Mark joined ASB in 2017, with over 20 years of public and private sector experience working as an economist in New Zealand and the UK.
His resume includes lengthy stints at ANZ and the Reserve Bank of New Zealand, and he has also worked at the Bank of England, HM Treasury and the New Zealand Transport Agency. Mark's areas of specialisation include interest rate strategy, macro-economic analysis and urban economics.
Born and bred in the Waikato, Mark studied at Waikato University where he graduated with a Master of Social Sciences, majoring in Economics.
Mark's key strengths are the ability to use his extensive experience, inquisitive nature, analytical ability, creativity and pragmatism to dig a little deeper and to deliver common sense solutions to tackle complex problems.
When not at work Mark likes to travel, keep fit and spend time with his friends and family.
Mike joined ASB in 2019 armed with almost 15 years of experience in applied macroeconomic and financial markets analysis.

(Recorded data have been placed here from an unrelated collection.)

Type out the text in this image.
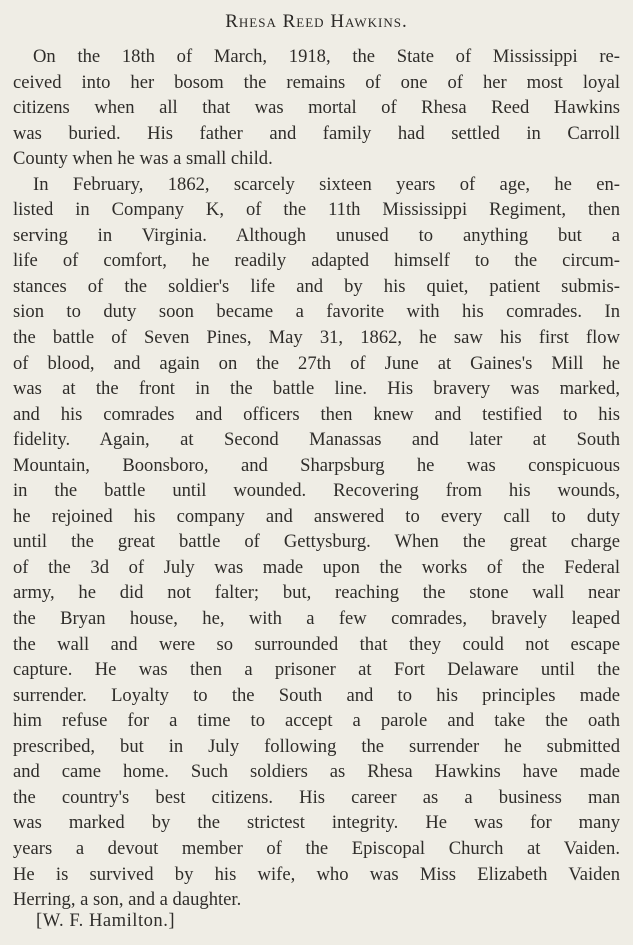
Rhesa Reed Hawkins.
On the 18th of March, 1918, the State of Mississippi re-
ceived into her bosom the remains of one of her most loyal
citizens when all that was mortal of Rhesa Reed Hawkins
was buried. His father and family had settled in Carroll
County when he was a small child.
In February, 1862, scarcely sixteen years of age, he en-
listed in Company K, of the 11th Mississippi Regiment, then
serving in Virginia. Although unused to anything but a
life of comfort, he readily adapted himself to the circum-
stances of the soldier's life and by his quiet, patient submis-
sion to duty soon became a favorite with his comrades. In
the battle of Seven Pines, May 31, 1862, he saw his first flow
of blood, and again on the 27th of June at Gaines's Mill he
was at the front in the battle line. His bravery was marked,
and his comrades and officers then knew and testified to his
fidelity. Again, at Second Manassas and later at South
Mountain, Boonsboro, and Sharpsburg he was conspicuous
in the battle until wounded. Recovering from his wounds,
he rejoined his company and answered to every call to duty
until the great battle of Gettysburg. When the great charge
of the 3d of July was made upon the works of the Federal
army, he did not falter; but, reaching the stone wall near
the Bryan house, he, with a few comrades, bravely leaped
the wall and were so surrounded that they could not escape
capture. He was then a prisoner at Fort Delaware until the
surrender. Loyalty to the South and to his principles made
him refuse for a time to accept a parole and take the oath
prescribed, but in July following the surrender he submitted
and came home. Such soldiers as Rhesa Hawkins have made
the country's best citizens. His career as a business man
was marked by the strictest integrity. He was for many
years a devout member of the Episcopal Church at Vaiden.
He is survived by his wife, who was Miss Elizabeth Vaiden
Herring, a son, and a daughter.
[W. F. Hamilton.]
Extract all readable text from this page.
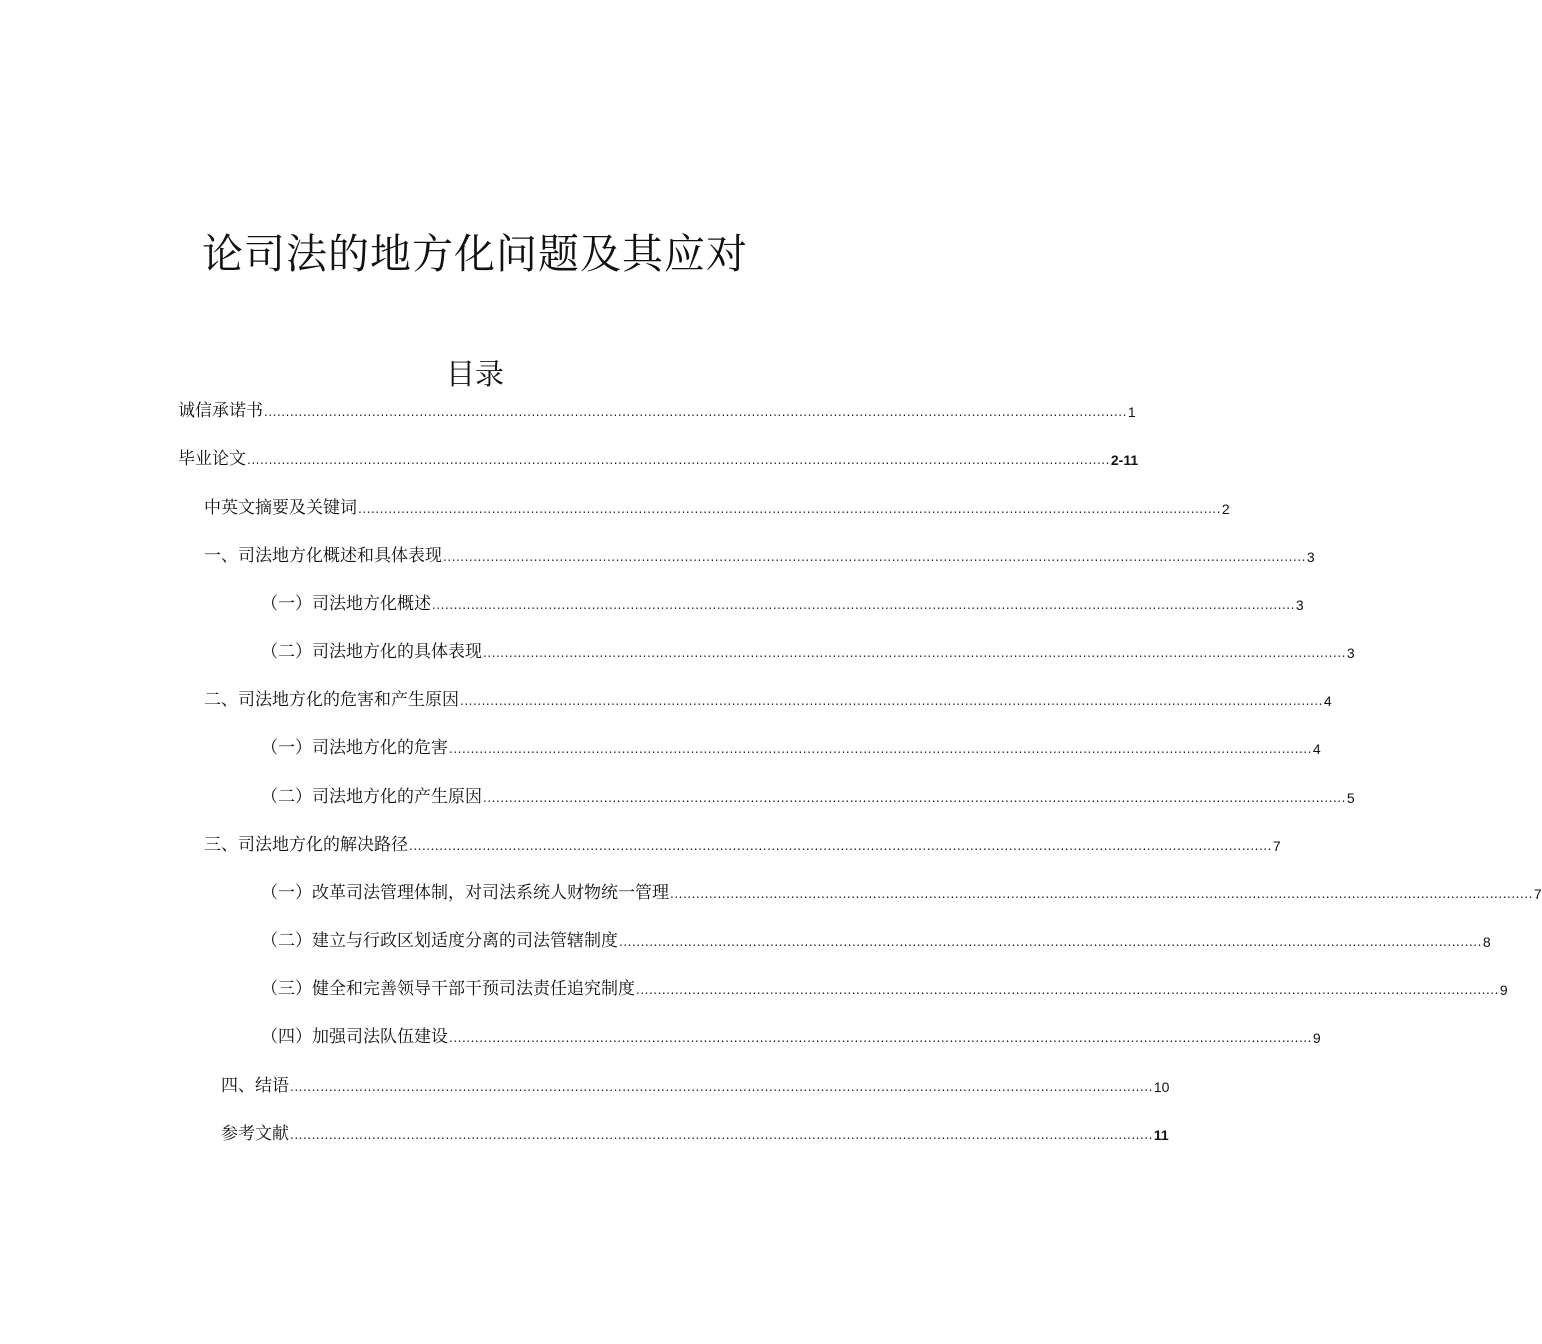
论司法的地方化问题及其应对
目录
诚信承诺书 ........................................................................................................................................................................................................ 1
毕业论文 ........................................................................................................................................................................................................ 2-11
中英文摘要及关键词 ........................................................................................................................................................................................................ 2
一、司法地方化概述和具体表现 ........................................................................................................................................................................................................ 3
（一）司法地方化概述 ........................................................................................................................................................................................................ 3
（二）司法地方化的具体表现 ........................................................................................................................................................................................................ 3
二、司法地方化的危害和产生原因 ........................................................................................................................................................................................................ 4
（一）司法地方化的危害 ........................................................................................................................................................................................................ 4
（二）司法地方化的产生原因 ........................................................................................................................................................................................................ 5
三、司法地方化的解决路径 ........................................................................................................................................................................................................ 7
（一）改革司法管理体制，对司法系统人财物统一管理 ........................................................................................................................................................................................................ 7
（二）建立与行政区划适度分离的司法管辖制度 ........................................................................................................................................................................................................ 8
（三）健全和完善领导干部干预司法责任追究制度 ........................................................................................................................................................................................................ 9
（四）加强司法队伍建设 ........................................................................................................................................................................................................ 9
四、结语 ........................................................................................................................................................................................................ 10
参考文献 ........................................................................................................................................................................................................ 11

Mike's career has been all about distilling the risks and opportunities of economic and financial market trends for business. Basically asking the "what does it all mean" question. Mike's enthusiasm and skill for drawing out practical, commercial insights from the murky world of economics has been honed over a relatively broad base of experience.
After spending the early part of his career on the tools at the Reserve Banks of both NZ and Australia, Mike had a lengthy stint at BNZ where he was NZ’s top-ranked currency strategist. His regular and topical macro research also saw him pick up several FX forecast accuracy gongs from Bloomberg.
Drawn in by the prospect of putting strategy into practice, Mike moved from Wellington to Auckland in 2013 to join Fonterra as GM Treasury Risk Management. In this role, Mike lead Fonterra’s macroeconomic research output, and was responsible for the strategy and execution of Fonterra’s foreign exchange, debt, and interest rate hedging programmes.